RIBA trade mission: small practices bid for Chinese foothold
The RIBA is flying seven practices from the South-east of England to China this month to target the country’s luxury homes, hotels and shopping sectors
The institute is running a trade mission to Hong Kong and nearby Shenzhen to help small and medium-sized architectural firms make contacts in the fast-growing nation.
Patel Taylor, Dexter Moren, Ambo, Stuart Forbes, Hester Architects, the Manser Practice and Sybarite will spend six days from Saturday 25 February meeting local architects and clients as well as practices that have set up in the country recently.
RIBA London policy manager Owen Wainhouse told AJ: ‘UK architects need to show something different to the domestic competition and we believe the luxury market is one in which they can justify charging Western prices.
‘We will be looking at luxury hotels and retail, and boutique housing. It is a growing market, and in such a huge country, you do not need a large proportion of people to be rich to support it.’
Wainhouse added that the Pearl River Delta region the mission was visiting had several medium-sized cities in the market for flagship buildings.
With the built environment sectors in the UK and Europe continuing to struggle post recession, an increasing number of UK architects are looking to the East for work.
‘Practices are having a hard time at the moment and looking overseas is one way they can combat this, especially with the reputation UK architects have abroad,’ said Wainhouse.
The aim of the mission was to allow UK architects to size up the market in China and meet potential clients, rather than to win immediate work, he added.

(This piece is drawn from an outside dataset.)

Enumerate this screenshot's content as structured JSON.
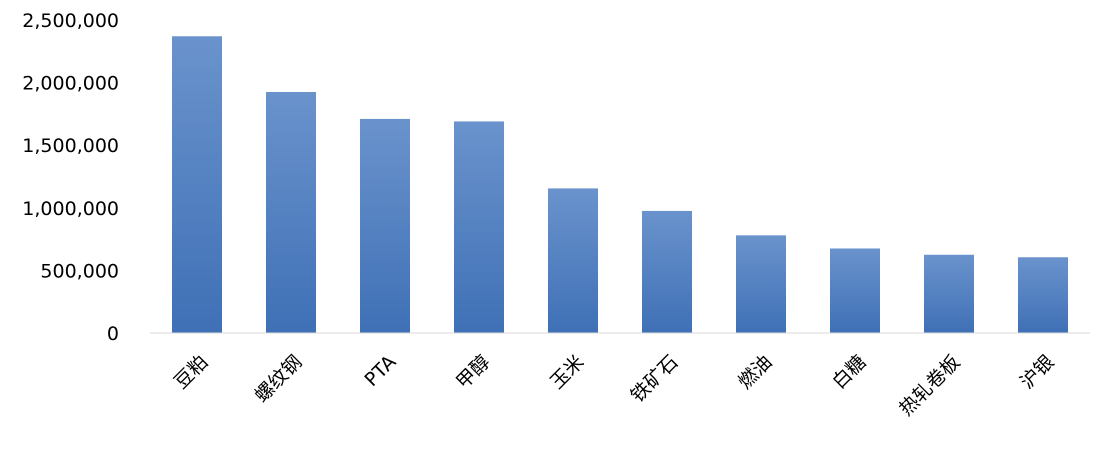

UK Trade and Investment, which is supporting the RIBA China trip, awarded Manchester-headquartered BDP the Greater China Rising Star Award this week.
The practice was recognised for its commitment to China, having 20 staff based in its Shanghai office and having won 95 commissions in the country.
UKTI director for the North-west Clive Drinkwater said: ‘Greater China continues to be of major importance on the global stage.’